There have been major changes in HE in the last 50 yrs:
- Expansion: participation has gone up from 5% to 45%. Should we be moving to system like Europe where anyone who is qualified and wants university education should be able to get it? Not everyone will want it, and we have to workout how to fund it. We are a knowledge based economy.
- Wider participation, fairer access. Must keep this. Some recent changes such as the ability to deliver higher fees will limit our ability to deliver wider access.
- Loss of binary divide but there's still diversity in the sector.
- Fragile funding. Have been other funding crises in the past, in the early 80s and under Thatcher. What is certain is that the proportion of public funding will fall. At Sussex 40% of thie funding is from the public purse. Aim to reduce to 30%. LSE is already at 15%. Some post 1992 HEIs at 60%.

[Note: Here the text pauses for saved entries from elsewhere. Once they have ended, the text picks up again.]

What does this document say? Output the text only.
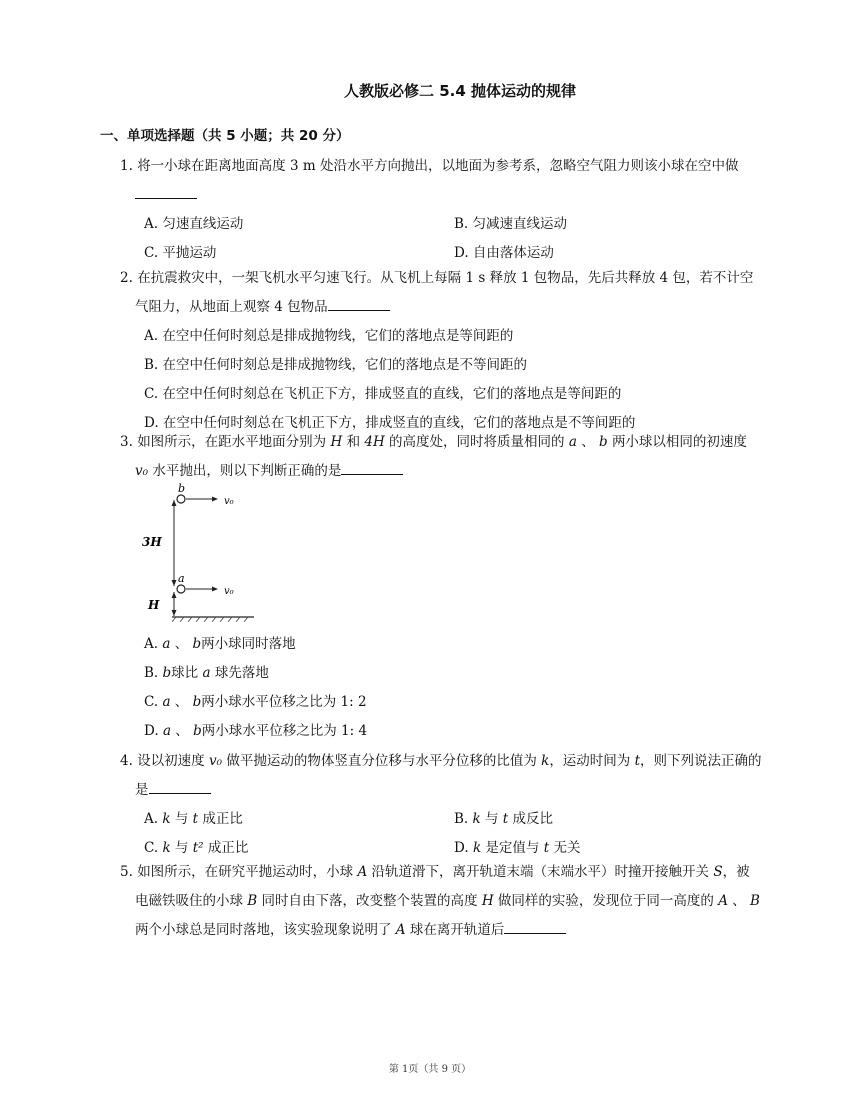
人教版必修二 5.4 抛体运动的规律
一、单项选择题（共 5 小题；共 20 分）
1. 将一小球在距离地面高度 3 m 处沿水平方向抛出，以地面为参考系，忽略空气阻力则该小球在空中做
A. 匀速直线运动	B. 匀减速直线运动
C. 平抛运动	D. 自由落体运动
2. 在抗震救灾中，一架飞机水平匀速飞行。从飞机上每隔 1 s 释放 1 包物品，先后共释放 4 包，若不计空气阻力，从地面上观察 4 包物品
A. 在空中任何时刻总是排成抛物线，它们的落地点是等间距的
B. 在空中任何时刻总是排成抛物线，它们的落地点是不等间距的
C. 在空中任何时刻总在飞机正下方，排成竖直的直线，它们的落地点是等间距的
D. 在空中任何时刻总在飞机正下方，排成竖直的直线，它们的落地点是不等间距的
3. 如图所示，在距水平地面分别为 H 和 4H 的高度处，同时将质量相同的 a 、 b 两小球以相同的初速度 v₀ 水平抛出，则以下判断正确的是
b
v₀
3H
a
v₀
H
A. a 、 b两小球同时落地
B. b球比 a 球先落地
C. a 、 b两小球水平位移之比为 1: 2
D. a 、 b两小球水平位移之比为 1: 4
4. 设以初速度 v₀ 做平抛运动的物体竖直分位移与水平分位移的比值为 k，运动时间为 t，则下列说法正确的是
A. k 与 t 成正比	B. k 与 t 成反比
C. k 与 t² 成正比	D. k 是定值与 t 无关
5. 如图所示，在研究平抛运动时，小球 A 沿轨道滑下，离开轨道末端（末端水平）时撞开接触开关 S，被电磁铁吸住的小球 B 同时自由下落，改变整个装置的高度 H 做同样的实验，发现位于同一高度的 A 、 B 两个小球总是同时落地，该实验现象说明了 A 球在离开轨道后
第 1页（共 9 页）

- Growth in international students.
- More competition. Will increase with proposed new funding approach. Real challenges for sector with increased polarity caused by students choosing where they can afford. There will be turbulence in system and an influence on student recruitment and therefore the size and shape of institutions
Some challenges for HE:
- What is the university of the future? What is it going to look like? We will have to be more flexible. More part students, and students whom want to continue at work whilst studying. Currently we are too rigid.
- How will we adapt to new funding models including marketisation and privatisation. Will a private sector emerge? Globalization will continue and students will look at quality. Rankings are becoming increasingly important with decisions made on the basis of them.
- There will be changes in student demand. We will need to teach what students want to learn, not what our lecturers want to teach. We will have to continue to improve the student experience and improve our students employability.
- Producing high impact international competitive research will be a challenge. Funding is set to become more concentrated.
- How will we maintain and where appropriate grow our estate when BIS has just had a massive cut in capital? HEIs will still have aspirations to grow.
- Reducing energy consumption and hitting our carbon targets is expensive to achieve, even more so when there's no capital support to do it.
- We will have to find efficiency gains. Do what we're doing now on less.
Student concerns are important - without them there is no University. They should be at the centre of everything we do.
They hate most of what is going on at the moment. They dislike the market, the removal of the fees cap, and what they see as waste and inefficiencies in the system.
An NUS study on student perceptions of eLearning has recently been reported to HEFCE. They support choice, with a mixture of eLearning and face to face, multi modal, blended learning.
The competence of academic staff in using ICT was questioned commented on and reported as generally not good enough.
42.9% of students wanted their lecturers to use more ICT
Interestingly one of the recommendations was that institutions should review use and need for a VLE.
Universities are going to have to change, and change can be tough, but it can be also be exciting.